I love my little lunchbox: three separate containers that keep the food organized, and if you want to heat up only some of the dishes, you can easily lift out whichever dish you choose before popping the rest in the microwave.  The lid snaps on and has a great seal.


Here I was able to fit kale namul, kong namul (seasoned soybean sprouts), eomuk bokkeum (spicy fried fish cakes), ogokbap, and tofu with green onions.  Not pictured, but oh so delicious with this lunch, were my oisobagi (stuffed cucumber kimchi), Napa cabbage kimchi, and musaengchae.  The cool and spicy, pungent and salty kimchi was the perfect complement to the lunchbox.  Yum!

01 September 2011

Sesame Citrus Noodle Salad with Baby Bok Choy and Grilled Chicken


We've been having some great Santa Barbara weather recently.  Sunny, clear skies, warm temperatures, and low humidity.  It's weather like this that makes me glad to be alive, that makes me feel more alive, and that pulls me into a place of relaxation.

On these lazy end-of-summer evenings, all I want to dig into for supper is something simple, light, and fresh, like this cool sesame citrus noodle salad with grilled chicken.  Juice from our garden's navel oranges and green onions from the remains of last season's vegetable garden add fun bursts of flavor, and the array of greens, from the dark red leaf lettuce to the bright baby bok choy, gives visual interest.

In this California fusion dish, I use one of my favorite ingredients, doenjang (Korean fermented bean paste), but you could substitute miso paste if that is more readily available.

A delicious and cooling entrée for a warm summery evening!

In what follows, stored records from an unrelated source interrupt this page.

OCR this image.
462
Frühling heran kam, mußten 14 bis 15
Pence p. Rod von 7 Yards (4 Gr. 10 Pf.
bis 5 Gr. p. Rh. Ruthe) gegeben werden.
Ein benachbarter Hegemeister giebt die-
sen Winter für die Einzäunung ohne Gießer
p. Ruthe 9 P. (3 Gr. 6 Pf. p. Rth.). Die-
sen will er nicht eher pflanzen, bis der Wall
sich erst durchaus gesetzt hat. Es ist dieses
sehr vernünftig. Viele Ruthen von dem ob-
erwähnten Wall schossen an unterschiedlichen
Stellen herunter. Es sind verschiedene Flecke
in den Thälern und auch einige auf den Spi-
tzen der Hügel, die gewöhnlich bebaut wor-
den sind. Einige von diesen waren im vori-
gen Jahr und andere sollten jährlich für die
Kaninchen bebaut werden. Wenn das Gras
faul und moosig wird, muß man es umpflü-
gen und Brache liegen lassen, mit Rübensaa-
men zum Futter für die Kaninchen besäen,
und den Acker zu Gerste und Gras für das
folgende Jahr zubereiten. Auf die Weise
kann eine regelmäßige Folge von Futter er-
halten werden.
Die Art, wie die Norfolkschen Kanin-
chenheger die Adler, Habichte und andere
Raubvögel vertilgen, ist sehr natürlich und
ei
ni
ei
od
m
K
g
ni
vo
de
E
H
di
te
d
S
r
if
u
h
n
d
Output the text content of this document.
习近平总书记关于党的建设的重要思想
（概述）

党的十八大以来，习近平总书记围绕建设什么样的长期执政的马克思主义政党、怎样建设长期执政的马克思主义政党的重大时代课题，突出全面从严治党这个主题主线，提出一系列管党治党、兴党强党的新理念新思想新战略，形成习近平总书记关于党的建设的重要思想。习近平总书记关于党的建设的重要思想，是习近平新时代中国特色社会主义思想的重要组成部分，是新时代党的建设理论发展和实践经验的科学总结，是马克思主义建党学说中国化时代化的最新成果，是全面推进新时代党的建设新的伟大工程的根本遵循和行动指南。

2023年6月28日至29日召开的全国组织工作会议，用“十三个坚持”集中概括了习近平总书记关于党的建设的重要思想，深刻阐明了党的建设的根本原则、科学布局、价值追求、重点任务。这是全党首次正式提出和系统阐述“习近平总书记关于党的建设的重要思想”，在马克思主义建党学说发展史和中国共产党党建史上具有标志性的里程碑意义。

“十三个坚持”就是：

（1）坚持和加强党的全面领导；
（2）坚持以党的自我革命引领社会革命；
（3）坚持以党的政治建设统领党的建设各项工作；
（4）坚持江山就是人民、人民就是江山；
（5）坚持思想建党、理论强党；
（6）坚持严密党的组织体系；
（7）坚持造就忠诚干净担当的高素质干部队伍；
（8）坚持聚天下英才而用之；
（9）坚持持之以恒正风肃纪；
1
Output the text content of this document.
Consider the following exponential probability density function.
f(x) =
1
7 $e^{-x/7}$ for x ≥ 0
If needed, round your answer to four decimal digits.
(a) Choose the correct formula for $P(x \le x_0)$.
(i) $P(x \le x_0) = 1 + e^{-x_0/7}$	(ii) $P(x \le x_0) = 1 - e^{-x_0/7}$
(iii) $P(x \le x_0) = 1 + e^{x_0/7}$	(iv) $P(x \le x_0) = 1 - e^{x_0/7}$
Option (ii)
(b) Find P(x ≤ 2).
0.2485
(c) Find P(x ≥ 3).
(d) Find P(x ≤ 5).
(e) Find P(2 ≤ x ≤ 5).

Sesame Citrus Noodle Salad with Baby Bok Choy and Grilled Chicken
Makes 4 servings

½ lb. linguine
1 Tbs. sesame oil
1 Tbs. roasted sesame seeds
2 large chicken breasts
Sea salt

3 heads baby bok choy, finely sliced (about 3 cups)
3 cups finely sliced or shredded green cabbage
1 cup green onion (green parts only), cut into 2-inch pieces
1 cup English (hothouse) cucumber in ½-moon slices
4 cups red leaf lettuce, torn into bite-sized pieces

¼ cup freshly-squeezed orange juice
1 ½ Tbs. doenjang (Korean fermented bean paste)
1 Tbs. rice vinegar

Bring a large pot of salted water to a full boil, then break linguine pieces in half and cook according to package directions.  Drain linguine and rinse with cold water to cool, then drain thoroughly and transfer noodles to a large mixing bowl.  Toss linguine with sesame oil and sesame seeds to coat all strands.

Place chicken breasts between pieces of plastic wrap and pound with a meat mallet until flattened to uniform thickness; sprinkle each side with sea salt.  Grill chicken over high heat, turning once, about 4 minutes per side (more or less depending on thickness of the meat).  Transfer chicken to a platter and cover with foil, letting rest at least 5 minutes.  After the chicken has rested, slice into ½-inch slices.  (Can be made several days ahead and kept refrigerated; return to room temperature before continuing.)

Add the bok choy, cabbage, green onions, cucumber, and lettuce to the sesame noodles.  In a small bowl, whisk together the orange juice, doenjang, and rice vinegar, then drizzle over salad.  Toss salad thoroughly to combine all ingredients, adjusting seasoning with more sea salt to taste.

Divide salad among four plates and arrange half of a sliced chicken breast over each.  Pass extra dressing at the table.